Aztec Songs: Because subtlety is for the weak

It’s been a while since we’ve had an Aztec entry in this column, which is a shame, because the ancient Aztecs were quite something. These were the guys who did all the human sacrifices in unpleasant ways, mostly by ripping people’s hearts out. They were big fans of blood and war and death in general, which is not unusual for old or even modern songs. However, while in most times or places war would be glorified as heroic, with the actual bloody reality being sanitized for propaganda purposes, the Aztecs get straight to the point. Here is an example of Aztec war poetry:

 

Heart, have no fright.

There on the battlefield

I cannot wait to die

by the blade of sharp obsidian.

Our hearts want nothing but a war death.

You who are in the struggle:

I am anxious for a death

from sharp obsidian.

Our hearts want nothing but a war death.

 

Points for honesty! However, the Aztecs weren’t only about war – they did existentialism too! Of course, their existentialism could also be needlessly graphic:

 

Filled are the bowels of the earth

with pestilential dust once flesh and bone,

once animate bodies of man who sat upon thrones…

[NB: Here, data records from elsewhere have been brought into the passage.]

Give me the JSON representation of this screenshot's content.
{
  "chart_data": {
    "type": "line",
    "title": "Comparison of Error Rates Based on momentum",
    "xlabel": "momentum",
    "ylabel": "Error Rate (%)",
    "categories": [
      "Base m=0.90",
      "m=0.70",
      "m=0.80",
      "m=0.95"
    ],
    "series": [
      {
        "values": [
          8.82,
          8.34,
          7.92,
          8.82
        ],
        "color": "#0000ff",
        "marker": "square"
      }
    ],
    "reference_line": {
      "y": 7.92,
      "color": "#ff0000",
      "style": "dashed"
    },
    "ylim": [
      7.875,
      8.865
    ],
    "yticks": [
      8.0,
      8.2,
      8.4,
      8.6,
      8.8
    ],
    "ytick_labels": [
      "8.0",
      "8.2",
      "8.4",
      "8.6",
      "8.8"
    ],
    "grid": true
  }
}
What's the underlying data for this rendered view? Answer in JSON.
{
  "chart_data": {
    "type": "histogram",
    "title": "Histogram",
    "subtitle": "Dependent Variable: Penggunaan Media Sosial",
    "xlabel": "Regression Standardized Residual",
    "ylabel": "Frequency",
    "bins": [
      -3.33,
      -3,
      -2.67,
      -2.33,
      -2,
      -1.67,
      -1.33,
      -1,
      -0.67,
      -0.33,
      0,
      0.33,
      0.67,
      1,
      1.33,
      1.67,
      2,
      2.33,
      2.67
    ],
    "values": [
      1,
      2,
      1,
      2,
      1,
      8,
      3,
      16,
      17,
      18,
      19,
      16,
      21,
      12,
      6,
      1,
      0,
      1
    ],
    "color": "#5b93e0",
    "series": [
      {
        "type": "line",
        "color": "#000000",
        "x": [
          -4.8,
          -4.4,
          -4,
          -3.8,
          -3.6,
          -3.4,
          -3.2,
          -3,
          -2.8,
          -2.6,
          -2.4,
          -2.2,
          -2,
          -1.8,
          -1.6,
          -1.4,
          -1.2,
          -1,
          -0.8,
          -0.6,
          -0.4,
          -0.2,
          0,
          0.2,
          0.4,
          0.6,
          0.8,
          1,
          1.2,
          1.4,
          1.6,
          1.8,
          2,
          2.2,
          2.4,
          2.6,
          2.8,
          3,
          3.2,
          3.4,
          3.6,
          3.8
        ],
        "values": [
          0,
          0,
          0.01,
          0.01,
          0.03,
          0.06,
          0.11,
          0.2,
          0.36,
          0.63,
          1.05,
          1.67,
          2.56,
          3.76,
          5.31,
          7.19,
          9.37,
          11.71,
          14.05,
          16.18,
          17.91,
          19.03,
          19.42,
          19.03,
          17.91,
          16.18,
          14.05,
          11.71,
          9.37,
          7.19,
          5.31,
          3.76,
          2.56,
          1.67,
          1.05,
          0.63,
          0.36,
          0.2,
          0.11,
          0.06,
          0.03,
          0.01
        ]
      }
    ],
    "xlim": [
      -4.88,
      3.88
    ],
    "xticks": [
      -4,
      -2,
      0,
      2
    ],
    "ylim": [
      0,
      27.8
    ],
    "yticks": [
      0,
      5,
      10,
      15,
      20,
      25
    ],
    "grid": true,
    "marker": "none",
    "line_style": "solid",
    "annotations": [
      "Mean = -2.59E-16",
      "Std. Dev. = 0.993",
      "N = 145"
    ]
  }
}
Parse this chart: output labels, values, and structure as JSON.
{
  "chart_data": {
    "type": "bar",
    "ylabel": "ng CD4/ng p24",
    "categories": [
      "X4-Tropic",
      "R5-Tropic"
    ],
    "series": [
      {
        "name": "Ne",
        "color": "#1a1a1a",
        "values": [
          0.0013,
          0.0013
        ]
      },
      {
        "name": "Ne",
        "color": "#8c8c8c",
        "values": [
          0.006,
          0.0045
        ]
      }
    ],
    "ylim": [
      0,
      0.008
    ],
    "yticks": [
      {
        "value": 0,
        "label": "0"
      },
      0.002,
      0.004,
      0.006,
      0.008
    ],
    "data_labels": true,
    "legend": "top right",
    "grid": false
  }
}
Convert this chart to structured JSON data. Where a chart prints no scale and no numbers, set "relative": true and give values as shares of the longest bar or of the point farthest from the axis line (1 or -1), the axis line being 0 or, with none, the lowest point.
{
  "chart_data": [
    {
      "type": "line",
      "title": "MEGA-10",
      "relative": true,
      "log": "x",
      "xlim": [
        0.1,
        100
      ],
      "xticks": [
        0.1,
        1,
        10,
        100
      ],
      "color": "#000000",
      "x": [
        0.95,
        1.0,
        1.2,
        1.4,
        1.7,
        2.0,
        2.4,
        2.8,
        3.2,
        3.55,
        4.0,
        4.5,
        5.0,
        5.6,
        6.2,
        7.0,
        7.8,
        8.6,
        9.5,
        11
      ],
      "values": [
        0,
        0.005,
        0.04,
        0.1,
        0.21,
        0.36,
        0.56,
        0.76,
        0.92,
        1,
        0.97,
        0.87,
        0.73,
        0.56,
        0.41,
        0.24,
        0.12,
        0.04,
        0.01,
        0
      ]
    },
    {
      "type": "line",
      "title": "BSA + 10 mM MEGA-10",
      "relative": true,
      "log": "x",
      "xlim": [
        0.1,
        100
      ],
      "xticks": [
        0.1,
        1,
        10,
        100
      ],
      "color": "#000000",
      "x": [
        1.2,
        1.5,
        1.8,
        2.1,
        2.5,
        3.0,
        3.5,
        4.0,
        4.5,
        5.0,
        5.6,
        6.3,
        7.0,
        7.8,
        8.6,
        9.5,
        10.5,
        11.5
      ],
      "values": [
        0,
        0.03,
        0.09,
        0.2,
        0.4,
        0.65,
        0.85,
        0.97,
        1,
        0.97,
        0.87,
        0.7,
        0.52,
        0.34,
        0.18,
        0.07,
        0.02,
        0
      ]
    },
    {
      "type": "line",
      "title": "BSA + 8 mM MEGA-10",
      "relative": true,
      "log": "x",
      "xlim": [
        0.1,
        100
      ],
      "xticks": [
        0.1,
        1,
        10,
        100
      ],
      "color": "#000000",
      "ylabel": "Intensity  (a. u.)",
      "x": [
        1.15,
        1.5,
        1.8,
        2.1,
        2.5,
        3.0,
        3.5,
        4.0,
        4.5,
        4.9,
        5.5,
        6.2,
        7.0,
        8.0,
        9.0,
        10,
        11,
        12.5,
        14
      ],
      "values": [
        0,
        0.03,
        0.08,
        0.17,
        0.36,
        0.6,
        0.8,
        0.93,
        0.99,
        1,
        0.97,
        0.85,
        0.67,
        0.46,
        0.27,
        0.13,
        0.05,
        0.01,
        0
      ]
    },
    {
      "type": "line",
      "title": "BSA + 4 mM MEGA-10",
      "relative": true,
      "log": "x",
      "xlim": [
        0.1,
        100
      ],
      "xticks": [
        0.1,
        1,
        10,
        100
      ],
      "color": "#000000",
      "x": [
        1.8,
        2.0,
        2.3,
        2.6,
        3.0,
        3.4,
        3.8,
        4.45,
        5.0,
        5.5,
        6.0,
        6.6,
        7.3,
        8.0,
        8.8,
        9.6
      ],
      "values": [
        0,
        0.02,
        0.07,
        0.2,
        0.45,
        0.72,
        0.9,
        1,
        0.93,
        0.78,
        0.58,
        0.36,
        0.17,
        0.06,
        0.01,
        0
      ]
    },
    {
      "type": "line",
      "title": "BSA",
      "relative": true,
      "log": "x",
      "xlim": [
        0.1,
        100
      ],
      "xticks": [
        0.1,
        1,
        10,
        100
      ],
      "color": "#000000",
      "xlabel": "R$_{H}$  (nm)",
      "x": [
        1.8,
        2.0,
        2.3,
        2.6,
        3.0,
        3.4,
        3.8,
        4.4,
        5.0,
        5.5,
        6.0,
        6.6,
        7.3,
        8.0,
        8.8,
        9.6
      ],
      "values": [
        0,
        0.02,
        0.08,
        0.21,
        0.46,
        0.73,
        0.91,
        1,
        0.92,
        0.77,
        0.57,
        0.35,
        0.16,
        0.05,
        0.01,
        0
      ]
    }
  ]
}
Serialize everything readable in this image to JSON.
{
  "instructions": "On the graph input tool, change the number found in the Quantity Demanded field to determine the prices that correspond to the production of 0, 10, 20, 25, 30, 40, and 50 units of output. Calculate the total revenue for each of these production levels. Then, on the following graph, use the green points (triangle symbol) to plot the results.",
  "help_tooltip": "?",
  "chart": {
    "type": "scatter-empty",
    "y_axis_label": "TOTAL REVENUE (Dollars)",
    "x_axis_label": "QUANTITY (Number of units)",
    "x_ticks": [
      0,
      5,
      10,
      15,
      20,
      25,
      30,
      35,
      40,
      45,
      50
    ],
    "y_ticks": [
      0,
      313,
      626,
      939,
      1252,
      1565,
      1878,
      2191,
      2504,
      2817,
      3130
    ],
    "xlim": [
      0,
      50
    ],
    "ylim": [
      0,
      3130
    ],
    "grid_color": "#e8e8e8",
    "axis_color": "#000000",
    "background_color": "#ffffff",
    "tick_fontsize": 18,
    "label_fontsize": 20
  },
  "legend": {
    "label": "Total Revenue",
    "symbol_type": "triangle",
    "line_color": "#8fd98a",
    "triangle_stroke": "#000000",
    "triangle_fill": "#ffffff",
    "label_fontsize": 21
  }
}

Vanished are these glories,

just as the fearful smoke vanishes

that belches forth from the infernal fires of Popocatepetl.

 

Murder Ballads: Exactly what they sound like

Britain and Ireland have a rich tradition of ballads (i.e. songs that tell a story). That’s all very well, and most are about love or history or fairy tales or something. However, a sizeable genre of ballad is the “murder ballad”, which is simply a graphic description of a murder, with rhymes and set to a catchy tune. Here is an example of one of the most famous, “Weile Waile”:

 

She had a baby three months old, weile weile waile.

She had a baby three months old, down by the river Saile.

She had a penknife, long and sharp, weile weile waile.

She had a penknife, long and sharp, down by the river Saile.

She stuck the penknife in the baby’s heart, weile weile waile.

She stuck the penknife in the baby’s heart, down by the river Saile.

 

Just so we are clear on this, this is a children’s song. Yay!

 

Song of St. Nicholas: The Irish have nothing on the French

 A song about Santa Claus! What could possibly be disturbing about that? Well… everything.

The song begins with three small children looking for shelter on a stormy night – why they need it is probably disturbing too, but that’s a minor issue. A butcher seems like a nice guy and lets them in, but once they are inside he kills them. Why? To turn them into salt “pork”, Sweeney Todd-style. He puts them in barrels in the basement and just forgets about them, which puts his profit motive into question.

Seven years later, Santa Claus shows up at his house and asks the butcher for something to eat. The butcher offers him all kinds of meat, but Santa insists on having the salt pork in the basement. (Cannibalism aside, eating seven-year-old meat? Ewwww.) When the butcher brings the barrels up, Santa miraculously brings the kids back to life, so at least we get a happy ending. What happens to the butcher is unclear, but we can assume Santa sicced Krampus onto him or something. What a lovely Christmas carol, everyone!